Schrullig wie ich nun mal bin, interessiere ich mich hin und wieder für Dinge, die sonst wohl nur noch sehr wenige andere Leute interessieren... Schon eine ganze Weile hege ich aus verschiedenen Gründen eine kleine Schwäche für das Medium Kalender und seine Geschichte. Kalender sind zwar vermeindlich unbedeutende Details im Alltag vieler Menschen, aber sie sind ein sehr altes Detail, dass über die Zeit viele Formen angenommen hat. Schließlich musste Mensch schon immer aus verschiedenen Gründen wissen, welcher Tag nun eigentlich ist. Da Kalender (im weitestens Sinne des Wortes) spätestens seit Gutenbergs Erfindung des Drucks mit beweglichen Lettern in Massen produziert werden, in gebundener Form oder zum an die Wand hängen, sind sie vielleicht eines der ersten Massenmedien im eigentlichen Sinne. Denn sowohl der Bauer auf dem Feld, als auch der Beamte oder der Kaufmann wollten seit jeher wissen, welcher Wochentag oder Feiertag ist. Bald fügte man den Angaben von Tagen und Monaten noch Nachrichten, Lehrtexte oder Unterhaltendes hinzu. So bekam der Konsument quasi mehr für sein Geld. Aber genug gefaselt: Das Lieblingsstück dieser Woche ist dieses kleine Heftchen, der "Deutsche Tierschutz-Kalender" im 25. Jahrgang aus dem Jahr 1907.

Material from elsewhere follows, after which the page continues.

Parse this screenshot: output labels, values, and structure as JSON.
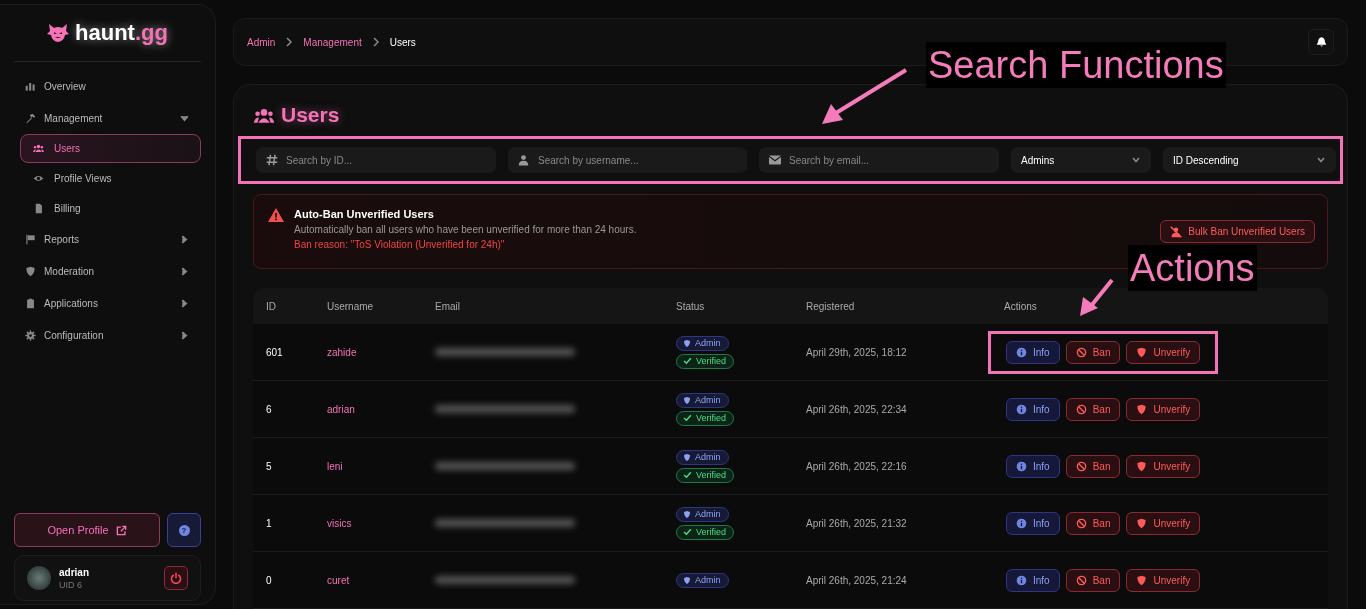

Herausgegeben wurde er laut Cover vom "Verbande der Tierschutz-Vereine des deutschen Reiches" und gedruckt und verlegt in der königlichen Universal-Druckerei von H. Stürtz in Würzburg. Das kleine Heftchen enthält 12 hübsch illustrierte Monatsblätter, auf denen die Tage, Wochen und Tagesheiligen (in evangelisch und katholisch!) aufgelistet sind. Die Illustrationen sind mit FF signiert, was wohl für F. Freidlof steht (habe es nicht ganz entziffern können).

Der Kalender enthält elf Gedichte, Geschichten und kurze Texte rund um den Umgang mit Tieren. Hier ein kleines Beispiel:

"Der Hofhund Die Kälte, die wir heute spüren, Spürt Phylax auch; drum habe acht, Daß der nicht hungern muß und frieren, Der Haus und Hof so treu bewacht."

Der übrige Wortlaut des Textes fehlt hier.